Nos enseignants devraient être formés aux enjeux européens. C'est le moyen de redonner du sens à l'Union européenne et d'affronter la concurrence mondiale : ce n'est pas un hasard si l'Union s'est engagée dans la voie de l'économie de la connaissance. La recommandation 1833 de l'Assemblée parlementaire du Conseil de l'Europe sur l'enseignement des littératures européennes est plus que jamais pertinente. J'appelle aussi de mes voeux un « Erasmus pour tous » rassemblant toutes les actions éducatives européennes -c'était le sens de la résolution européenne adoptée à mon initiative par le Sénat en avril 2012.

Les futurs enseignants doivent aussi maîtriser parfaitement les outils numériques. Une option informatique ne suffit pas. (Mme Marie-Christine Blandin, présidente de la commission de la culture, approuve) Pourquoi les Éspé ne prépareraient-elles pas au certificat informatique et internet de niveau 2 ? Les initiatives sont nombreuses -il faut saluer celle de Clermont-Ferrand- et les moyens proviennent surtout des collectivités territoriales. Une meilleure coordination serait utile, au niveau local comme au niveau national, pour diffuser les bonnes pratiques.

Monsieur le ministre, quels seront les objectifs des futurs espaces Canopée ? À quelle hauteur le Gouvernement envisage-t-il de financer des projets numériques innovants dans le cadre du programme d'investissements d'avenir ?

Les MOOC sont en voie d'expansion, qui s'adressent à des publics divers et autorisent l'interaction avec les enseignants. Les futurs maîtres devraient y être formés. L'enseignement à distance doit aussi être valorisé pour faciliter la reconversion professionnelle ou la remise à niveau. L'académie de Créteil, à Melun et Torcy, a mis en place un tel enseignement pour préparer au concours de professeur du premier degré. Dans le domaine en pleine ébullition de la formation des enseignants, les initiatives mériteraient d'être encouragées. Si certains craignent le retour des IUFM, je reste convaincue que la formation des maîtres est indispensable pour faire reculer l'échec scolaire. Le Gouvernement doit en outre mener une politique de revalorisation du métier d'enseignant ; inspirons-nous de la Finlande, qui a su faire accéder la profession à la reconnaissance.

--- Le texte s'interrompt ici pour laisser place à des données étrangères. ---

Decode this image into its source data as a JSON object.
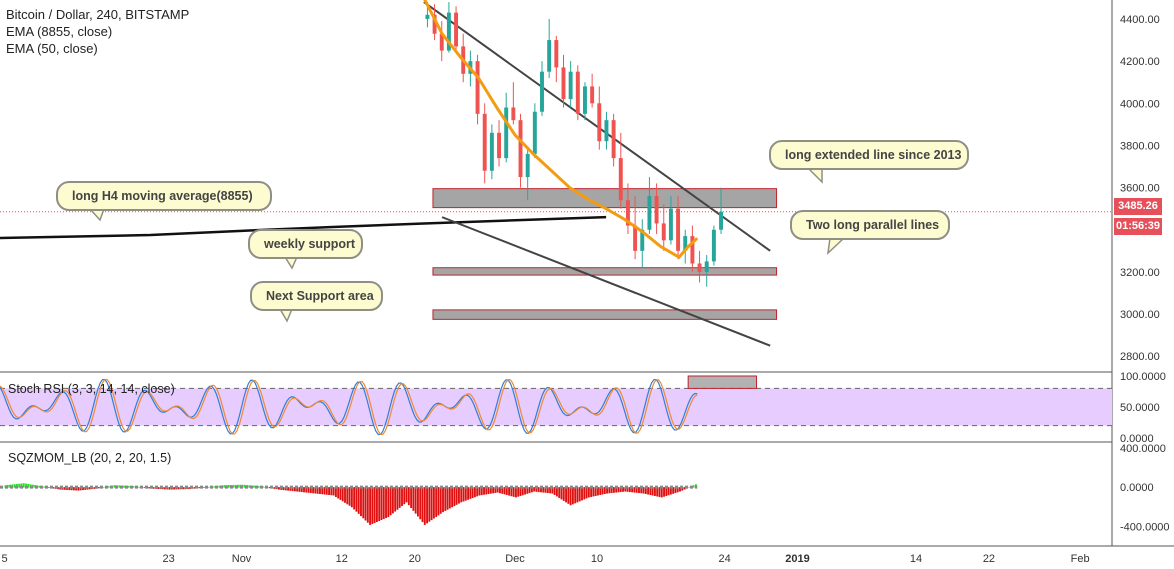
{
  "legend": {
    "symbol": "Bitcoin / Dollar, 240, BITSTAMP",
    "ema_long": "EMA (8855, close)",
    "ema_short": "EMA (50, close)"
  },
  "colors": {
    "up": "#26a69a",
    "down": "#ef5350",
    "ema50": "#f39c12",
    "ema8855": "#111111",
    "zone_fill": "#a5a5a5",
    "zone_border": "#c0232c",
    "price_tag": "#e5505a",
    "timer_tag": "#e5505a",
    "rsi_band": "#e6ccff",
    "sqz_pos": "#19e619",
    "sqz_neg": "#e01010"
  },
  "annotations": {
    "h4_ma": "long H4 moving average(8855)",
    "weekly_support": "weekly support",
    "next_support": "Next Support area",
    "line_2013": "long extended line since 2013",
    "parallel": "Two long parallel lines"
  },
  "price_axis": {
    "last_price": "3485.26",
    "countdown": "01:56:39"
  },
  "panels": {
    "stoch": "Stoch RSI (3, 3, 14, 14, close)",
    "sqz": "SQZMOM_LB (20, 2, 20, 1.5)"
  },
  "chart_data": {
    "type": "candlestick",
    "title": "Bitcoin / Dollar, 240, BITSTAMP",
    "price_range": [
      2730,
      4490
    ],
    "price_ticks": [
      "4400.00",
      "4200.00",
      "4000.00",
      "3800.00",
      "3600.00",
      "3400.00",
      "3200.00",
      "3000.00",
      "2800.00"
    ],
    "price_tick_values": [
      4400,
      4200,
      4000,
      3800,
      3600,
      3400,
      3200,
      3000,
      2800
    ],
    "x_ticks": [
      "5",
      "23",
      "Nov",
      "12",
      "20",
      "Dec",
      "10",
      "24",
      "2019",
      "14",
      "22",
      "Feb"
    ],
    "x_tick_days": [
      -26,
      -8,
      0,
      11,
      19,
      30,
      39,
      53,
      61,
      74,
      82,
      92
    ],
    "x_range_days": [
      -26.5,
      95.5
    ],
    "candle_day_range": [
      20,
      53
    ],
    "candles_ohlc": [
      [
        4400,
        4480,
        4360,
        4420
      ],
      [
        4420,
        4470,
        4300,
        4330
      ],
      [
        4330,
        4390,
        4200,
        4250
      ],
      [
        4250,
        4480,
        4240,
        4430
      ],
      [
        4430,
        4460,
        4250,
        4270
      ],
      [
        4270,
        4330,
        4100,
        4140
      ],
      [
        4140,
        4250,
        4080,
        4200
      ],
      [
        4200,
        4230,
        3900,
        3950
      ],
      [
        3950,
        4000,
        3620,
        3680
      ],
      [
        3680,
        3900,
        3640,
        3860
      ],
      [
        3860,
        3920,
        3700,
        3740
      ],
      [
        3740,
        4050,
        3720,
        3980
      ],
      [
        3980,
        4100,
        3900,
        3920
      ],
      [
        3920,
        3950,
        3600,
        3650
      ],
      [
        3650,
        3780,
        3540,
        3760
      ],
      [
        3760,
        4000,
        3740,
        3960
      ],
      [
        3960,
        4200,
        3940,
        4150
      ],
      [
        4150,
        4400,
        4120,
        4300
      ],
      [
        4300,
        4320,
        4100,
        4170
      ],
      [
        4170,
        4230,
        3980,
        4020
      ],
      [
        4020,
        4200,
        3980,
        4150
      ],
      [
        4150,
        4180,
        3920,
        3950
      ],
      [
        3950,
        4100,
        3920,
        4080
      ],
      [
        4080,
        4140,
        3980,
        4000
      ],
      [
        4000,
        4080,
        3780,
        3820
      ],
      [
        3820,
        3960,
        3780,
        3920
      ],
      [
        3920,
        3950,
        3700,
        3740
      ],
      [
        3740,
        3860,
        3500,
        3540
      ],
      [
        3540,
        3620,
        3380,
        3420
      ],
      [
        3420,
        3560,
        3260,
        3300
      ],
      [
        3300,
        3450,
        3220,
        3400
      ],
      [
        3400,
        3650,
        3380,
        3560
      ],
      [
        3560,
        3620,
        3380,
        3430
      ],
      [
        3430,
        3520,
        3300,
        3350
      ],
      [
        3350,
        3560,
        3330,
        3500
      ],
      [
        3500,
        3560,
        3260,
        3300
      ],
      [
        3300,
        3400,
        3240,
        3370
      ],
      [
        3370,
        3420,
        3200,
        3240
      ],
      [
        3240,
        3300,
        3150,
        3200
      ],
      [
        3200,
        3280,
        3130,
        3250
      ],
      [
        3250,
        3420,
        3230,
        3400
      ],
      [
        3400,
        3600,
        3380,
        3485.26
      ]
    ],
    "ema50": [
      [
        20,
        4500
      ],
      [
        22,
        4330
      ],
      [
        24,
        4220
      ],
      [
        26,
        4120
      ],
      [
        28,
        3980
      ],
      [
        30,
        3850
      ],
      [
        32,
        3760
      ],
      [
        34,
        3680
      ],
      [
        36,
        3600
      ],
      [
        38,
        3545
      ],
      [
        40,
        3500
      ],
      [
        42,
        3450
      ],
      [
        44,
        3390
      ],
      [
        46,
        3320
      ],
      [
        48,
        3270
      ],
      [
        49,
        3320
      ],
      [
        50,
        3360
      ]
    ],
    "ema8855": [
      [
        -26.5,
        3361
      ],
      [
        -10,
        3375
      ],
      [
        0,
        3395
      ],
      [
        10,
        3413
      ],
      [
        20,
        3430
      ],
      [
        32,
        3448
      ],
      [
        40,
        3460
      ]
    ],
    "trendlines": [
      {
        "name": "upper",
        "from": [
          20,
          4480
        ],
        "to": [
          58,
          3300
        ]
      },
      {
        "name": "lower",
        "from": [
          22,
          3460
        ],
        "to": [
          58,
          2850
        ]
      }
    ],
    "zones": [
      {
        "name": "resistance",
        "x0": 21,
        "x1": 58.7,
        "y_top": 3595,
        "y_bottom": 3505
      },
      {
        "name": "weekly-support",
        "x0": 21,
        "x1": 58.7,
        "y_top": 3220,
        "y_bottom": 3185
      },
      {
        "name": "next-support",
        "x0": 21,
        "x1": 58.7,
        "y_top": 3020,
        "y_bottom": 2975
      }
    ],
    "stoch_rsi": {
      "range": [
        0,
        100
      ],
      "ticks": [
        "100.0000",
        "50.0000",
        "0.0000"
      ],
      "tick_values": [
        100,
        50,
        0
      ],
      "bands": [
        80,
        20
      ],
      "zone": {
        "x0": 49,
        "x1": 56.5,
        "y_top": 100,
        "y_bottom": 80
      }
    },
    "sqzmom": {
      "range": [
        -600,
        450
      ],
      "ticks": [
        "400.0000",
        "0.0000",
        "-400.0000"
      ],
      "tick_values": [
        400,
        0,
        -400
      ],
      "values": [
        [
          -26,
          20
        ],
        [
          -24,
          40
        ],
        [
          -22,
          10
        ],
        [
          -20,
          -20
        ],
        [
          -18,
          -30
        ],
        [
          -16,
          -10
        ],
        [
          -14,
          20
        ],
        [
          -12,
          10
        ],
        [
          -10,
          -10
        ],
        [
          -8,
          -20
        ],
        [
          -6,
          -15
        ],
        [
          -4,
          0
        ],
        [
          -2,
          20
        ],
        [
          0,
          25
        ],
        [
          2,
          10
        ],
        [
          4,
          -20
        ],
        [
          6,
          -40
        ],
        [
          8,
          -60
        ],
        [
          10,
          -80
        ],
        [
          12,
          -200
        ],
        [
          14,
          -380
        ],
        [
          16,
          -300
        ],
        [
          18,
          -150
        ],
        [
          20,
          -380
        ],
        [
          22,
          -250
        ],
        [
          24,
          -150
        ],
        [
          26,
          -80
        ],
        [
          28,
          -50
        ],
        [
          30,
          -100
        ],
        [
          32,
          -40
        ],
        [
          34,
          -60
        ],
        [
          36,
          -180
        ],
        [
          38,
          -100
        ],
        [
          40,
          -60
        ],
        [
          42,
          -40
        ],
        [
          44,
          -60
        ],
        [
          46,
          -100
        ],
        [
          48,
          -40
        ],
        [
          50,
          40
        ]
      ]
    }
  }
}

J'espère que nos travaux contribueront à la réflexion pour une mise en place harmonieuse des Éspé, structure d'un enseignement moderne. (Applaudissements au centre, à droite et sur les bancs écologistes)

Mme Françoise Férat . - La question de la formation des enseignants du premier degré, primordiale, commande d'agir avec responsabilité. Par la loi du 8 juillet 2013, les Éspé ont remplacé les IUFM. L'esprit de cette réforme est louable, mais la précipitation de sa mise en oeuvre, à marche forcée, a eu des effets...

Mme Marie-Christine Blandin, présidente de la commission de la culture. - Ah non, c'était une bonne soirée !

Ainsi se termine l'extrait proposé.